Ces papiers d'Amérique(s) sont aussi à leur manière les papiers d'un jour.

Un journal, peut-être ? Un carnet, plus sûrement. Des notes et des impressions. Des textes gouvernés par la circonstance. Improvisés quand il faut. Mal écrits souvent, à la hâte ou sur le vif.

D’une intention encore mal éclaircie. Ils (se) cherchent moins quelque patronage littéraire qu'à découvrir cette intention.

Des papiers, encore. Drôle de matière. Moins emblème que dissonance, lorsqu’on les mesure à leurs ponctuations numériques. Il arrive toutefois qu'ils s’accordent avec le sens qu'ils possèdent en langue anglaise. Ils (re)deviennent alors une catégorie du discours.
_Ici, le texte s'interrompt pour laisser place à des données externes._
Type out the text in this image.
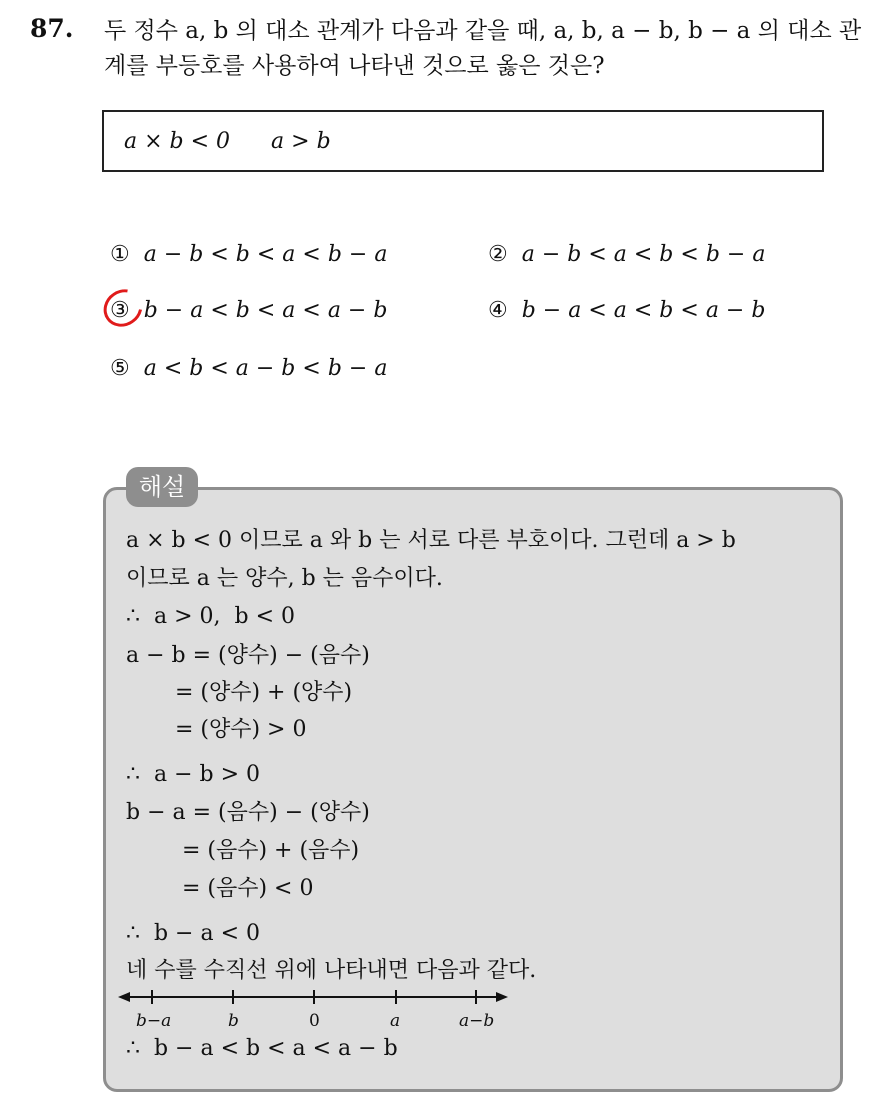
87. 두 정수 a, b 의 대소 관계가 다음과 같을 때, a, b, a − b, b − a 의 대소 관계를 부등호를 사용하여 나타낸 것으로 옳은 것은?
a × b < 0 a > b
① a − b < b < a < b − a	② a − b < a < b < b − a
③ b − a < b < a < a − b	④ b − a < a < b < a − b
⑤ a < b < a − b < b − a
해설
a × b < 0 이므로 a 와 b 는 서로 다른 부호이다. 그런데 a > b
이므로 a 는 양수, b 는 음수이다.
∴  a > 0,  b < 0
a − b = (양수) − (음수)
= (양수) + (양수)
= (양수) > 0
∴  a − b > 0
b − a = (음수) − (양수)
= (음수) + (음수)
= (음수) < 0
∴  b − a < 0
네 수를 수직선 위에 나타내면 다음과 같다.
b−a	b	0	a	a−b
∴  b − a < b < a < a − b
Ce sont généralement plutôt des brèves, des citations ou des gloses. Des bouts d'expérience, qui deviennent par accident métaphores. Des morceaux d'actualité. Et pour tout dire, les digressions y occupent le centre.
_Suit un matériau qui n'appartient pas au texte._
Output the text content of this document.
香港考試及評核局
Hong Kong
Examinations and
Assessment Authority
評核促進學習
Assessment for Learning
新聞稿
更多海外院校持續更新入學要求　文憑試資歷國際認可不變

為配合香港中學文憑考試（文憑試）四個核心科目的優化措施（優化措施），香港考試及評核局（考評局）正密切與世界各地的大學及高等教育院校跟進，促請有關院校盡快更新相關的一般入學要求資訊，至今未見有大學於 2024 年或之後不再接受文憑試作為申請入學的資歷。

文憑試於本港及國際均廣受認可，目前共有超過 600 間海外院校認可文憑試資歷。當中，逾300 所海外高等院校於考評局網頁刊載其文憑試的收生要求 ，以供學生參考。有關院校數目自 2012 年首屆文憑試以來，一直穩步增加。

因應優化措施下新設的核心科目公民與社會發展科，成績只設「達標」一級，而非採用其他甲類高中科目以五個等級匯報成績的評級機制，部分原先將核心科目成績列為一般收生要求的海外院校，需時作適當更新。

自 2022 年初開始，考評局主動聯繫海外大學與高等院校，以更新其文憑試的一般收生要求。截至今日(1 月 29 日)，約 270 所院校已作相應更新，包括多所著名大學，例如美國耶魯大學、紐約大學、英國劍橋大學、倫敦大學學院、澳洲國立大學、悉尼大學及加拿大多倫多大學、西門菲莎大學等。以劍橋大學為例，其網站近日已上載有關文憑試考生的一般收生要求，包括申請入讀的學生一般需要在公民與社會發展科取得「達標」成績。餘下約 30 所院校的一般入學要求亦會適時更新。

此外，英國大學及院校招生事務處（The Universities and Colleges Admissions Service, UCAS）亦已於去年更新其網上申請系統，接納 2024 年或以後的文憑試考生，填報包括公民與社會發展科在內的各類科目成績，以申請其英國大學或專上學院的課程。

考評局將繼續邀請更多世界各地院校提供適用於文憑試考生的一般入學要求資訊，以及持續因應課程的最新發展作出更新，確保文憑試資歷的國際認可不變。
Les dates qui leur répondent, aléatoires ou affectives, ne tiennent elles-mêmes que de fendre un peu des événements de nature très diverse, intimes ou publics, quelconques - incertains.
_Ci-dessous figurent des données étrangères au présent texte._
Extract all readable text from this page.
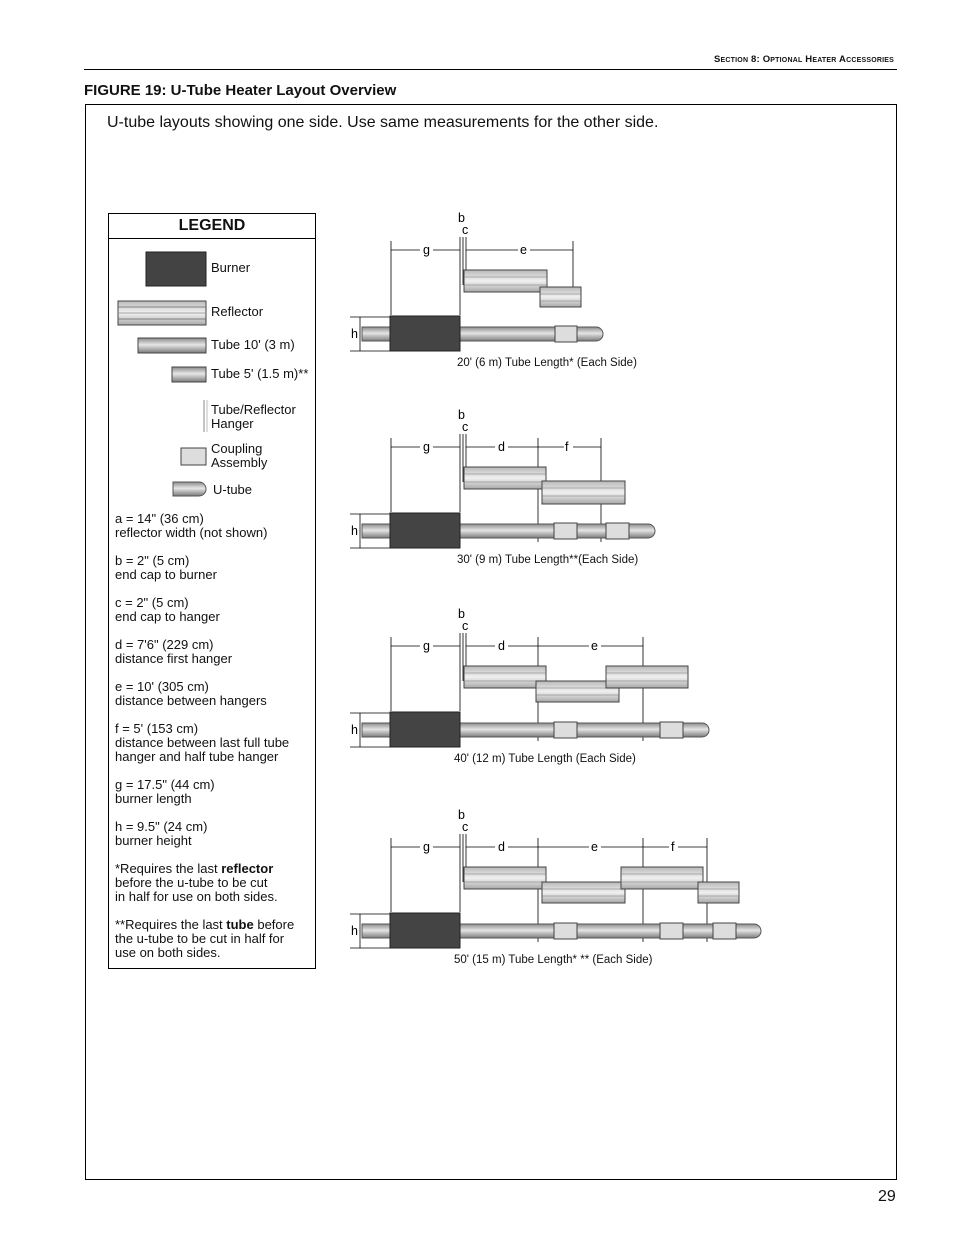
Section 8: Optional Heater Accessories
FIGURE 19: U-Tube Heater Layout Overview
U-tube layouts showing one side. Use same measurements for the other side.
LEGEND
Burner
Reflector
Tube 10' (3 m)
Tube 5' (1.5 m)**
Tube/Reflector
Hanger
Coupling
Assembly
U-tube
a = 14" (36 cm)
reflector width (not shown)
b = 2" (5 cm)
end cap to burner
c = 2" (5 cm)
end cap to hanger
d = 7'6" (229 cm)
distance first hanger
e = 10' (305 cm)
distance between hangers
f = 5' (153 cm)
distance between last full tube
hanger and half tube hanger
g = 17.5" (44 cm)
burner length
h = 9.5" (24 cm)
burner height
*Requires the last reflector
before the u-tube to be cut
in half for use on both sides.
**Requires the last tube before
the u-tube to be cut in half for
use on both sides.
b
c
g	e
h
20' (6 m) Tube Length* (Each Side)
b
c
g	d	f
h
30' (9 m) Tube Length**(Each Side)
b
c
g	d	e
h
40' (12 m) Tube Length (Each Side)
b
c
g	d	e	f
h
50' (15 m) Tube Length* ** (Each Side)
29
Pour l'essentiel, tout y est vu d'ici.

lundi 26 août 2019

COOPÉRATION

Vu en salle il y a deux jours The Death and Life of J. F. Donovan, dont la naissance semble avoir été chaotique en regard des péripéties du montage, de la production et de la distribution, occasion idéale en tous cas d’en faire le procès à l’auteur, puisque le film a été entouré ou précédé de gloses et de jugements divers avant même que le public large ne découvre la matière, de ce bord-ci de la terre, du moins. En sa banalité même, le titre étrange d’abord, qui déroute par inversion des termes le programme biographique centré sur le personnage éponyme, et c’est bien par la fin que le spectateur doit commencer ; le montage et les coupes, et la conduite du récit, ne serait-ce qu’à travers les trois séquences initiales, particulièrement complexes, dans l’espacement chronologique, les discontinuités, les aller-retours – les rétrospections, les parallèles et les superpositions qui suivent ; la double voix de l’entretien, tendu et conflictuel au départ, autour du livre et de la relation épistolaire entre la journaliste et Rupert Turner – astuce de l’échange qui prend à parti l’opinion et le public lui-même, doublant la mise en abyme de l’univers du spectacle, de la télévision voire du cinéma ; la gémellité des personnages (les deux mères, les deux fils, l’amant et le frère, etc.) ; et toujours la beauté photographique des plans et des visages (qui n’exclut pas certains clichés, la scène d’amour entre les deux amants étant aussi pudibonde que convenue), les couleurs, continuité d’autant mieux perceptible avec Mommy et Juste la fin du monde. Le plus intéressant est encore dans ce qui échappe, la réalité d’un film à ellipses, un film à trous (comme le personnage central dont la vie reste largement ignorée, sa maladie, etc.). Autant de failles qui exigent en retour la coopération du spectateur, et débordent le fantasme qui laisserait croire que l’œuvre véritable se trouve ailleurs – dans les quatre heures de bande réduites et récrites par le réalisateur par exemple. On est loin en tous cas, si l’on se prend à faire cet effort patient de voir un peu, de cette masse d’avis dont le sommet tient dans ces mots d’un folliculaire francophone : « […] pour le meilleur et pour le pire, The Death and Life of John F. Donovan… est du Dolan » - tautologie de l’effet de reconnaissance, celle d’une manière que le responsable de la brève se garde évidemment de qualifier ou de caractériser.